Важно еще вот что: история европейской культуры, как мне кажется, не делится на два, а делится только на три. То есть современный человек очень склонен делить ее на два, да и вообще это привычка человеческой мысли: всегда существовали ненаучные хронологические антитезы – "они" и "мы", "древние" и "новые": "древние" – объект исторической мысли, а "мы" – ее субъект. Существует идеал, не воплощенный до конца, но все время воплощающийся в непрерывном настойчивом движении, идеал научности. Ясно, что наша научность заново родилась с рождением Нового времени. Раньше был миф, и движение идет от чистого мифа, который, как абсолютный нуль есть нечто неощутимое, предел для нашего познания. Мы сталкиваемся в истории культуры все время с мифом опосредованным, инфицированным чем-то иным, что не есть миф. (Уже эпос Гесиода представлял собой некоторую переработку мифа.) Два полюса: чистый миф, с которым нам в истории культуры не приходится иметь дело, и чистая научность, к которой мы движемся. История – это движение от одной точки к другой или от одного логического предела к другому: "От мифа к логосу". Так вот, продолжаю настаивать, что вопреки привычке делить на два история делится не на два, а на три.
Рационализм рождался дважды, и оба раза это рождение было событием, драмой, катастрофой, не только созиданием но и разрушением, разрывом времен как любая революция. Естественно, первую и вторую интеллектуальную революции не нужно пытаться привязывать к какому-то 10-летию или даже 100-летию, но все же хронологическая локализация и первой и второй революции достаточно ясна.
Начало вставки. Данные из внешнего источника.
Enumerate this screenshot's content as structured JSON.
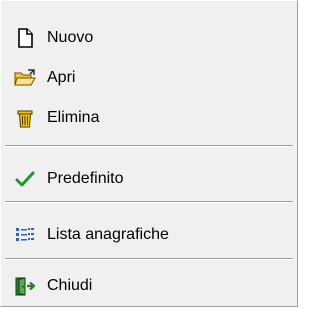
{
  "menu": {
    "items": [
      {
        "label": "Nuovo",
        "icon": "new-document-icon"
      },
      {
        "label": "Apri",
        "icon": "open-folder-icon"
      },
      {
        "label": "Elimina",
        "icon": "trash-icon"
      },
      {
        "label": "Predefinito",
        "icon": "checkmark-icon"
      },
      {
        "label": "Lista anagrafiche",
        "icon": "list-icon"
      },
      {
        "label": "Chiudi",
        "icon": "exit-door-icon"
      }
    ]
  },
  "colors": {
    "menu_background": "#f0f0f0",
    "separator": "#a0a0a0",
    "check_green": "#1d9a2b",
    "folder_yellow": "#f6c33a",
    "trash_yellow": "#f2c500",
    "list_blue": "#2f5fd0",
    "door_green": "#2f7f2f"
  }
}
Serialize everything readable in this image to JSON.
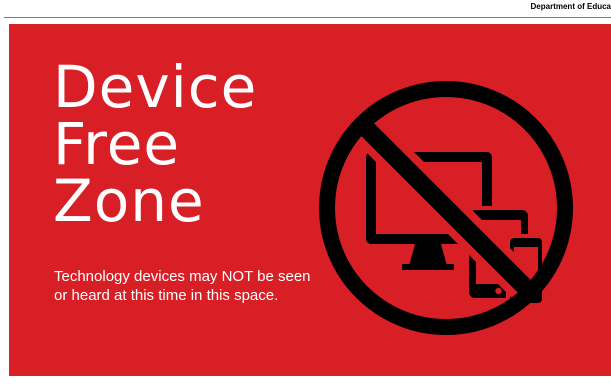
{
  "header": {
    "department": "Department of Educa"
  },
  "sign": {
    "headline_lines": [
      "Device",
      "Free",
      "Zone"
    ],
    "subtext_lines": [
      "Technology devices may NOT be seen",
      "or heard at this time in this space."
    ],
    "icon": "no-devices-icon"
  },
  "colors": {
    "background": "#d81f26",
    "text": "#ffffff",
    "icon": "#000000"
  }
}
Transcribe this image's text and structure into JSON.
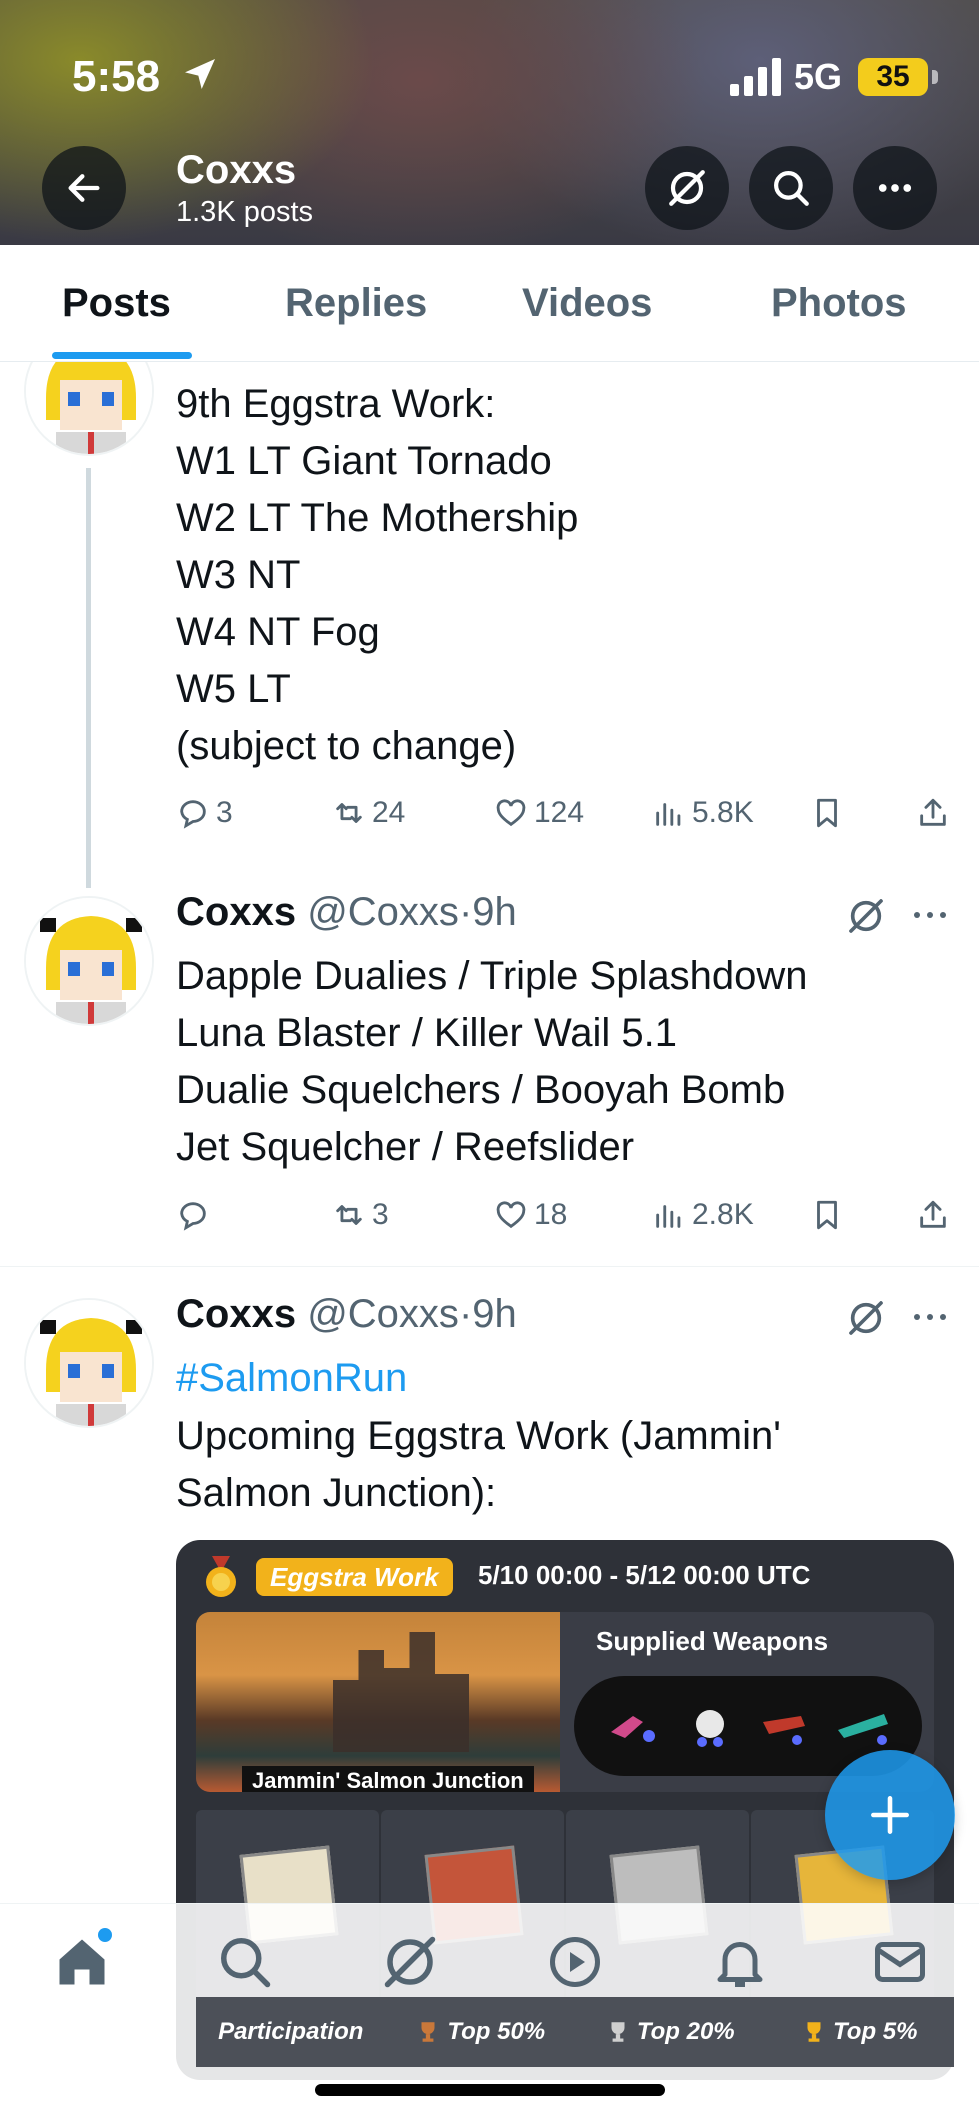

В первом случае – это подготовка революции во времена "досократиков", ее бурное экстенсивное развитие во времена софистов, когда до сознания всех носителей культуры доводится, что нечто стряслось, и затем стабилизация результатов этой революции в IV в. до нашего летосчисления, прежде всего у Аристотеля.
Во втором случае – это подготовка революции в мысли Фрэнсиса Бэкона и других протагонистов ранней новоевропейской научности; такой же шумный период популяризации, когда опять-таки до сознания всякого думающего европейца доводится весть о происшедшем событии, – это эпоха энциклопедистов; и затем стабилизация результатов в философии первой половины XIX в., прежде всего в немецком классическом идеализме.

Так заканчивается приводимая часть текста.